Contributed By By Charles E. Sampson, Church News contributor

  • 8 July 2014

As missionaries, we don’t often get to see what our labors have produced.

I had the opportunity to serve a full-time mission in El Salvador from 1977 to 1979. At that time, the mission covered the entire country. This was also a time of great civil unrest in that country. We had instructions from our mission president to stay in contact with our district and zone leaders, as we found ourselves serving in areas of high risk.

During my service there, my companion and I were able to contact a family and were given permission by the parents to teach their two daughters, ages 12 and 14. After we taught them for about a month, the girls expressed a desire to be baptized. With their parents’ permission, the two girls were baptized. Even though the parents were not baptized, they were very receptive and often sat in on the discussions. Soon afterward, I was transferred to another area and, as is often the case, lost contact with the family and the two girls.

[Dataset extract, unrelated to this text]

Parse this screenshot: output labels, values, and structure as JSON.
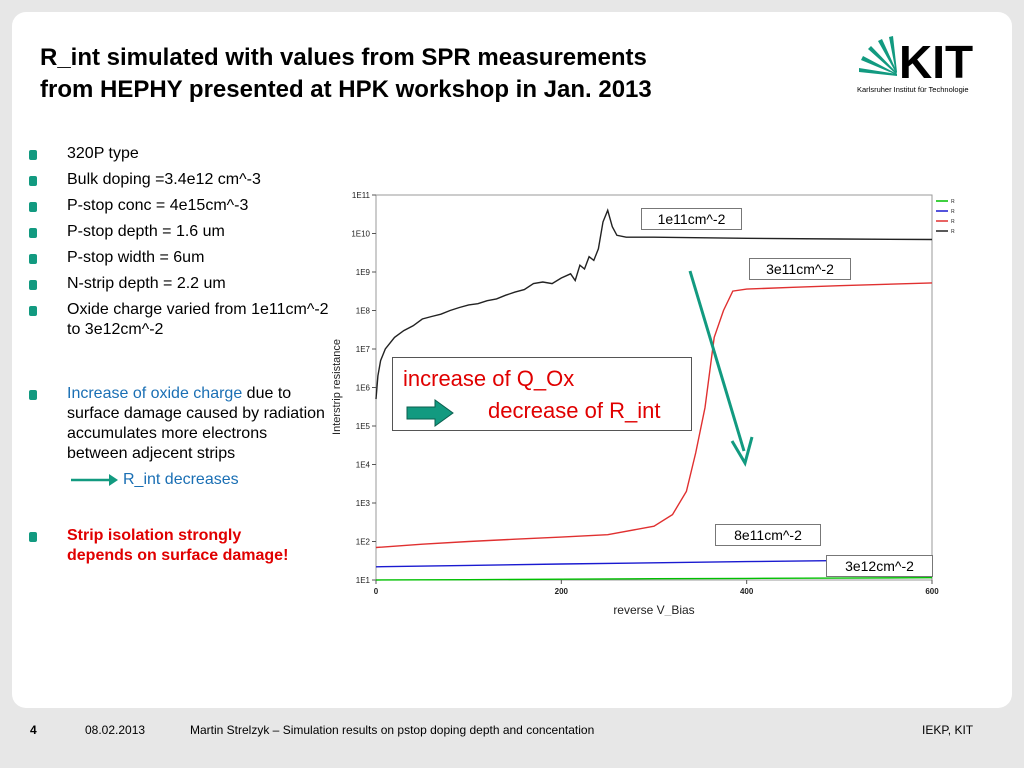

I completed my mission in September 1979, returning to my home in San Diego, California. The mission was closed the following December because of the political conflict, and missionaries serving there were sent to other missions, including the one in Guatemala and surrounding missions in other Central American countries. For the next decade and a half, only local missionaries were called to serve and teach.

In 1992, the mission was reopened, and missionaries from the United States were again called to serve there. My nephew, Elder Greg Haehl, was called to serve in the El Salvador East Mission, one of two missions then in the country. One Sunday, during a branch sacrament meeting, two women came in and asked if they were at a Mormon church. Elder Haehl said that they were, and the women expressed a desire to attend. The elders were invited to their home afterward to meet and visit with the rest of the family. As they were visiting, Elder Haehl was looking through a photo album that the family had out and saw my missionary picture. He said, “Hey, this is my uncle. Why is my uncle’s picture in your photo album?” The mother of the family said that he was the missionary that baptized her when she was 12. She had fallen away from Church activity since then. Elder Haehl and his companion soon taught the rest of the family, and the father and the older children were soon baptized.

As missionaries, we don’t often get to see what our labors have produced, especially those who serve in foreign countries. I will always be grateful to my sister for sharing this story with me while her son was serving in El Salvador.